Heck, I'm still confused and I'm the one writing this clarification. So just to be clear, or less un-clear, let's get this all down in bullet points. Just don't use the bullets on me.
- Washington was actually born on February 11th, 1731. The calender being used some places (like here) at that time was the Julian calendar which was named after the same guy they named the salad for. And if you think this birthday stuff is confusing, just try to figure out the whole change-over thing. The guy who figured it out originally was a few minutes short of a year, if you know what I mean.
- In 1752, (not sure which day) the Gregorian calendar was adopted, which was named after the same guy they named the chant for. So someone had to tell poor George that he was actually born on February 22, 1732. History doesn't record whether George was surprised, pleased, or chagrined. (Or whether he grinned, for that matter.)
- Washington's Birthday is not a national holiday, it's a federal holiday. It only applies to federal government employees and the District of Columbia.
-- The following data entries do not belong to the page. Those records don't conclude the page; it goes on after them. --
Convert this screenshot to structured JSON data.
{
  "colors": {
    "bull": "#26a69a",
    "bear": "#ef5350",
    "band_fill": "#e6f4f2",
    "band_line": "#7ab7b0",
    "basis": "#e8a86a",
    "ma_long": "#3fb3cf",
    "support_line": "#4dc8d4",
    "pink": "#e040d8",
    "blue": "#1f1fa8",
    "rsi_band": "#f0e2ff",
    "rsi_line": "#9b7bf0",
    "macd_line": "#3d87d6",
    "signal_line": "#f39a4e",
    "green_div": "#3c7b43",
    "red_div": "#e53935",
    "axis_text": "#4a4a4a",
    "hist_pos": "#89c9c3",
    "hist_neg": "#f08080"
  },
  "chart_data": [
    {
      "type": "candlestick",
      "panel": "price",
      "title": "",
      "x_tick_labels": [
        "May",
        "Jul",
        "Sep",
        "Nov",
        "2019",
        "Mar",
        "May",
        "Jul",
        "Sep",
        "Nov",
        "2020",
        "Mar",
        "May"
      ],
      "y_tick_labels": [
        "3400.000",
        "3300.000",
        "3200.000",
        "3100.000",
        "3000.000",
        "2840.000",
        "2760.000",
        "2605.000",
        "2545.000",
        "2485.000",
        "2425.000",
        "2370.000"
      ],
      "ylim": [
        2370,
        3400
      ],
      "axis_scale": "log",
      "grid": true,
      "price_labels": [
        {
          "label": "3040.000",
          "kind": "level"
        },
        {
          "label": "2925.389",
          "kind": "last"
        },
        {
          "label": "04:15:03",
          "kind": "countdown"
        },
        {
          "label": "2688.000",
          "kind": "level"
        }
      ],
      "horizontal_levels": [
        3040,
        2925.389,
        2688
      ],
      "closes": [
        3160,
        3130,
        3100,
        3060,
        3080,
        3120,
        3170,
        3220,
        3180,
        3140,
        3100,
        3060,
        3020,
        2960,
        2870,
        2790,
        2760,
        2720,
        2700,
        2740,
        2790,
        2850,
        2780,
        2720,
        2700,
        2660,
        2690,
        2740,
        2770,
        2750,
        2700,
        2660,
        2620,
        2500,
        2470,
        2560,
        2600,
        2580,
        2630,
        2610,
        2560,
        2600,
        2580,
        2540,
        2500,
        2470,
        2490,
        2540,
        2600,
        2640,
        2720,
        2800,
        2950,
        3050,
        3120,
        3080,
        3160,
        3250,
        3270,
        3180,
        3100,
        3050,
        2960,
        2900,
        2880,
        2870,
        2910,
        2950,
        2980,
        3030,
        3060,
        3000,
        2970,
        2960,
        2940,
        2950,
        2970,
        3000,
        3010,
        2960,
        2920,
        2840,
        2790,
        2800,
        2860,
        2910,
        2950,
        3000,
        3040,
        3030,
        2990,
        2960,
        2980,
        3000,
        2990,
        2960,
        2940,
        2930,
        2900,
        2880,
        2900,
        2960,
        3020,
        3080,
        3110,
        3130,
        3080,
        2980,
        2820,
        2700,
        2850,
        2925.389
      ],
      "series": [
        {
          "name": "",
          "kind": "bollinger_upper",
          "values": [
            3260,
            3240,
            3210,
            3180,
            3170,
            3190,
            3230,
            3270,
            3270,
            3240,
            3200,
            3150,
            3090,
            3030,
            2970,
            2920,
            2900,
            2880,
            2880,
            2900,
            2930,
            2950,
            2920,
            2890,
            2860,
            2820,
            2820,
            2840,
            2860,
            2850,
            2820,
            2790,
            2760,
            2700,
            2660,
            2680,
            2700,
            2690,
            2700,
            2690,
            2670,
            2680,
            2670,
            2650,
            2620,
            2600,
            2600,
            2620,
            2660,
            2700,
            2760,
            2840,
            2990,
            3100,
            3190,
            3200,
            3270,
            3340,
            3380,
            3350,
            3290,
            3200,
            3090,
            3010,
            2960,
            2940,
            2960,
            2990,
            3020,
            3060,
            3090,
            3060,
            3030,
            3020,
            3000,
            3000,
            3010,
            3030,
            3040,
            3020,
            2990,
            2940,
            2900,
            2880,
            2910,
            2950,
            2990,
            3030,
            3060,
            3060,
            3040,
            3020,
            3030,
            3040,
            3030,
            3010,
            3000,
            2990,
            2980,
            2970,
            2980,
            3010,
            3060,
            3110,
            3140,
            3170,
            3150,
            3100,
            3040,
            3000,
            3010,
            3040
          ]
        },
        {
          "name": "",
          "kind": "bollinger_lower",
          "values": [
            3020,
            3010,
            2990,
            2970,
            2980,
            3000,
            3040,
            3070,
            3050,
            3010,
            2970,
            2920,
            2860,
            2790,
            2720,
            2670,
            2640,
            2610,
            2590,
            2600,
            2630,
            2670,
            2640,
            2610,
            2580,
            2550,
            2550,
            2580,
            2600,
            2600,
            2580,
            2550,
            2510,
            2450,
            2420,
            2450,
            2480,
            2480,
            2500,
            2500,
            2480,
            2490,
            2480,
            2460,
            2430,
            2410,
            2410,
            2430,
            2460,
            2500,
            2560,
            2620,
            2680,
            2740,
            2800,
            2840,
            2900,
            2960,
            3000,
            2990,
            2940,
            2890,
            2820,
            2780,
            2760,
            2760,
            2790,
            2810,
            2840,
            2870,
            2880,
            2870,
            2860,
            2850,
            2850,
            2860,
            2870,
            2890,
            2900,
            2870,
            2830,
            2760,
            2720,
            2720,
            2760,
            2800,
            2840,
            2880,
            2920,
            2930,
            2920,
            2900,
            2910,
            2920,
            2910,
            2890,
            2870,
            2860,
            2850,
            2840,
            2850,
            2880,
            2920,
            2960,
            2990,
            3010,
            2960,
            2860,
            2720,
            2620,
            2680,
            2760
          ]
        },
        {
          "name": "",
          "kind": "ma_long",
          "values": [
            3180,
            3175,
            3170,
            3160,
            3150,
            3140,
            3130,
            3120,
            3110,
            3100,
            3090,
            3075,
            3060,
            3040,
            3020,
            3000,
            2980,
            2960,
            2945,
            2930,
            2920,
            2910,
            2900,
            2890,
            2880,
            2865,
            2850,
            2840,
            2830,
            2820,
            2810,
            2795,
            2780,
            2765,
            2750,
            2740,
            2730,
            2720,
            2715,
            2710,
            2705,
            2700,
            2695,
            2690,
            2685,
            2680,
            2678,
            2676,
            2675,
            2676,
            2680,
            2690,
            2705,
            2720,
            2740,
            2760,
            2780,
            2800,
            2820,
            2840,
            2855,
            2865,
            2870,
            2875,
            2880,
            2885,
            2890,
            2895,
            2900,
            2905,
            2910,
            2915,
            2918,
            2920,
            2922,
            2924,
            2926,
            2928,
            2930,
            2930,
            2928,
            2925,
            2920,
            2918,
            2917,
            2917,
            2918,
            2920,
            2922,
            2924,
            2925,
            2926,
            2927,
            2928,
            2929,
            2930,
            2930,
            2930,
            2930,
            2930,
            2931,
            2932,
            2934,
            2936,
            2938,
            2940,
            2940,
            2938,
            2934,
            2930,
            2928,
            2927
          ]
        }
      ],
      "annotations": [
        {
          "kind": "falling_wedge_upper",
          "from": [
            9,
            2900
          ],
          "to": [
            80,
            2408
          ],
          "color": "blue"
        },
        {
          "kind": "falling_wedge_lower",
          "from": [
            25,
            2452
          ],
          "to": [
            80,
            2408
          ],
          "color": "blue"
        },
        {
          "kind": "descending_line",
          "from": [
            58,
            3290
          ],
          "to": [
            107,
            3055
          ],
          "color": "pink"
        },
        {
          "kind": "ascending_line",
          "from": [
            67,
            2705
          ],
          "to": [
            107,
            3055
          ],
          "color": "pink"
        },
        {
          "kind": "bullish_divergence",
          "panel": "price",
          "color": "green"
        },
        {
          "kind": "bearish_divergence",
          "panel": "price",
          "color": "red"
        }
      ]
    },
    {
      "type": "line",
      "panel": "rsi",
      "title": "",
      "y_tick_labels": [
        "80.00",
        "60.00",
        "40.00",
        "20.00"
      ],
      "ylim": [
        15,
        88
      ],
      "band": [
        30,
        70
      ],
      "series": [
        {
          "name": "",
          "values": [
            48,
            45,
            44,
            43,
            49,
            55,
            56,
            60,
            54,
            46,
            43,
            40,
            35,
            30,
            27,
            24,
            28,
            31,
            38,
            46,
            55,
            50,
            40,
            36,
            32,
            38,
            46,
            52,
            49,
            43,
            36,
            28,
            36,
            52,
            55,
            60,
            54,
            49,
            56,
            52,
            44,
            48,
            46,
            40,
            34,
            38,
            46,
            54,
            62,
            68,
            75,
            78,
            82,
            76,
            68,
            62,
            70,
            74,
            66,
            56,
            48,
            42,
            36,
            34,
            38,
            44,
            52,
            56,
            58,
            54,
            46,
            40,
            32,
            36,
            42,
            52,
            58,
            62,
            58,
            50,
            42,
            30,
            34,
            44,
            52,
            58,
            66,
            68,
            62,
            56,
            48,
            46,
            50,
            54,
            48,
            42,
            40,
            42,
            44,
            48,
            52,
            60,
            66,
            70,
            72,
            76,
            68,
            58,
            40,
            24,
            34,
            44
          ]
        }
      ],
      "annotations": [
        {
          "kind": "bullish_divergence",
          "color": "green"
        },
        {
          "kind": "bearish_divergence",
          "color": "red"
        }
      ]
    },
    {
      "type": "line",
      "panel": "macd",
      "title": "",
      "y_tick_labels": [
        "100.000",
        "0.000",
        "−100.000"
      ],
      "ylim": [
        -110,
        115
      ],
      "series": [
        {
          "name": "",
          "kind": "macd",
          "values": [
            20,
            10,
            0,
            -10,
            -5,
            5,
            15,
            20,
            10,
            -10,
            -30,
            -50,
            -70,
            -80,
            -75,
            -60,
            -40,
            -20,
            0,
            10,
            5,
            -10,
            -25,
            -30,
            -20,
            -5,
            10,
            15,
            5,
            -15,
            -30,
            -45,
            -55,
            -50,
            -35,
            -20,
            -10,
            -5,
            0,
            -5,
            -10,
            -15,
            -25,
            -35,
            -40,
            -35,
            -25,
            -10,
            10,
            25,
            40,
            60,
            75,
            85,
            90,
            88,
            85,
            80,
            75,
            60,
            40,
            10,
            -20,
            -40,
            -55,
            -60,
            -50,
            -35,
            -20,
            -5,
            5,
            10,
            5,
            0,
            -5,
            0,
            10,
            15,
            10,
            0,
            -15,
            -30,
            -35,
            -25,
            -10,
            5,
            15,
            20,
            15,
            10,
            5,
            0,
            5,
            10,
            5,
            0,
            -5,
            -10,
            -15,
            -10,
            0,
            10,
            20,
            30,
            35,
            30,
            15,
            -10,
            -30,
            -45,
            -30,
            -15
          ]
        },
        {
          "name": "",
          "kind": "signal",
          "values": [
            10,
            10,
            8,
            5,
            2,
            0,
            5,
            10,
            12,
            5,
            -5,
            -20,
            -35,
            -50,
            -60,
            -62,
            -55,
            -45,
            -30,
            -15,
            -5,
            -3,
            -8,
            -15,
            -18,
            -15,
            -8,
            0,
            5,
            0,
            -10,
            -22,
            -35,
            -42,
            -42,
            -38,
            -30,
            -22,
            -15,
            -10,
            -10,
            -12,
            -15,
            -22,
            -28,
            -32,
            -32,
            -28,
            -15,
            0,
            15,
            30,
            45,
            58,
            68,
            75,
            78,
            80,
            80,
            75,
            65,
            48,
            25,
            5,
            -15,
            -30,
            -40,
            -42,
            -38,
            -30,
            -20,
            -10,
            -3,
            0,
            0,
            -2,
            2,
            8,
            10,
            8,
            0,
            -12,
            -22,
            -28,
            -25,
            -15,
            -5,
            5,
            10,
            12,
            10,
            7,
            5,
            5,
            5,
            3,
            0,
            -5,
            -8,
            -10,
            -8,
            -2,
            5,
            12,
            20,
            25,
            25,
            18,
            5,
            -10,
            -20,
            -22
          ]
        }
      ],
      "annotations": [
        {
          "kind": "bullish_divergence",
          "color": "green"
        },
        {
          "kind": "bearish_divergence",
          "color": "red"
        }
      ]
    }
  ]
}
- "Presidents Day" doesn't actually exist at all, except maybe for certain individual states. It's never been proclaimed by the federal government. In 1968, Congress passed the "Monday Holiday Law", so people, particularly federal employees, could have more three day weekends because everyone was working too hard.
Please don't blame them for the dreadful writing or any inaccuracies we may have committed. It was only their idea, anything awful is my fault.